Selon l’Organisation mondiale de la santé (OMS), les maladies congénitales sont des anomalies structurelles ou fonctionnelles (comprenant aussi des troubles métaboliques) qui surviennent durant la vie intra utérine et peuvent être identifiées avant la naissance, à la naissance ou plus tard dans la vie. Elles constituent un groupe hétérogène de troubles du développement, qui peuvent être causés par des anomalies monogéniques, des anomalies chromosomiques, une hérédité multifactorielle, des agents tératogènes environnementaux ou une malnutrition en micronutriments.

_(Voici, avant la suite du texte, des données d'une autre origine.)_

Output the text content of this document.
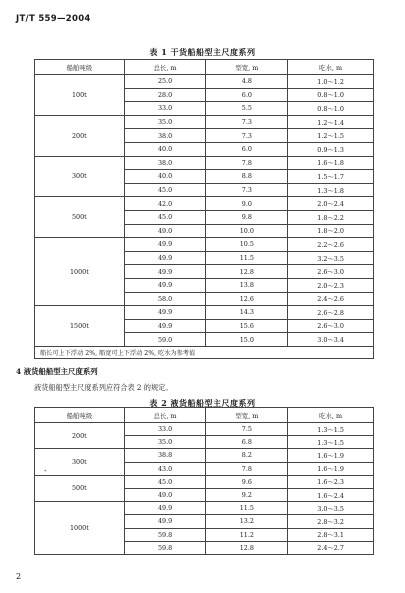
JT/T 559—2004
表 1 干货船船型主尺度系列
船舶吨级	总长, m	型宽, m	吃水, m
100t	25.0	4.8	1.0～1.2
	28.0	6.0	0.8～1.0
	33.0	5.5	0.8～1.0
200t	35.0	7.3	1.2～1.4
	38.0	7.3	1.2～1.5
	40.0	6.0	0.9～1.3
300t	38.0	7.8	1.6～1.8
	40.0	8.8	1.5～1.7
	45.0	7.3	1.3～1.8
500t	42.0	9.0	2.0～2.4
	45.0	9.8	1.8～2.2
	49.0	10.0	1.8～2.0
1000t	49.9	10.5	2.2～2.6
	49.9	11.5	3.2～3.5
	49.9	12.8	2.6～3.0
	49.9	13.8	2.0～2.3
	58.0	12.6	2.4～2.6
1500t	49.9	14.3	2.6～2.8
	49.9	15.6	2.6～3.0
	59.0	15.0	3.0～3.4
船长可上下浮动 2%, 船宽可上下浮动 2%, 吃水为参考值			
4 液货船船型主尺度系列
液货船船型主尺度系列应符合表 2 的规定。
表 2 液货船船型主尺度系列
船舶吨级	总长, m	型宽, m	吃水, m
200t	33.0	7.5	1.3～1.5
	35.0	6.8	1.3～1.5
300t	38.8	8.2	1.6～1.9
	43.0	7.8	1.6～1.9
500t	45.0	9.6	1.6～2.3
	49.0	9.2	1.6～2.4
1000t	49.9	11.5	3.0～3.5
	49.9	13.2	2.8～3.2
	59.8	11.2	2.8～3.1
	59.8	12.8	2.4～2.7
*
2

L’OMS estime à plus de 300 000 le nombre de nouveau-nés mourant chaque année avant l’âge de 28 jours à cause d’anomalies congénitales. A titre d’exemple, les principaux troubles congénitaux sont répertoriés dans le tableau suivant. Parmi les plus couramment rencontrés, on retrouve ceux qui concernent le cœur, le tube neural ainsi que le syndrome de Down (Trisomie 21). [1][2]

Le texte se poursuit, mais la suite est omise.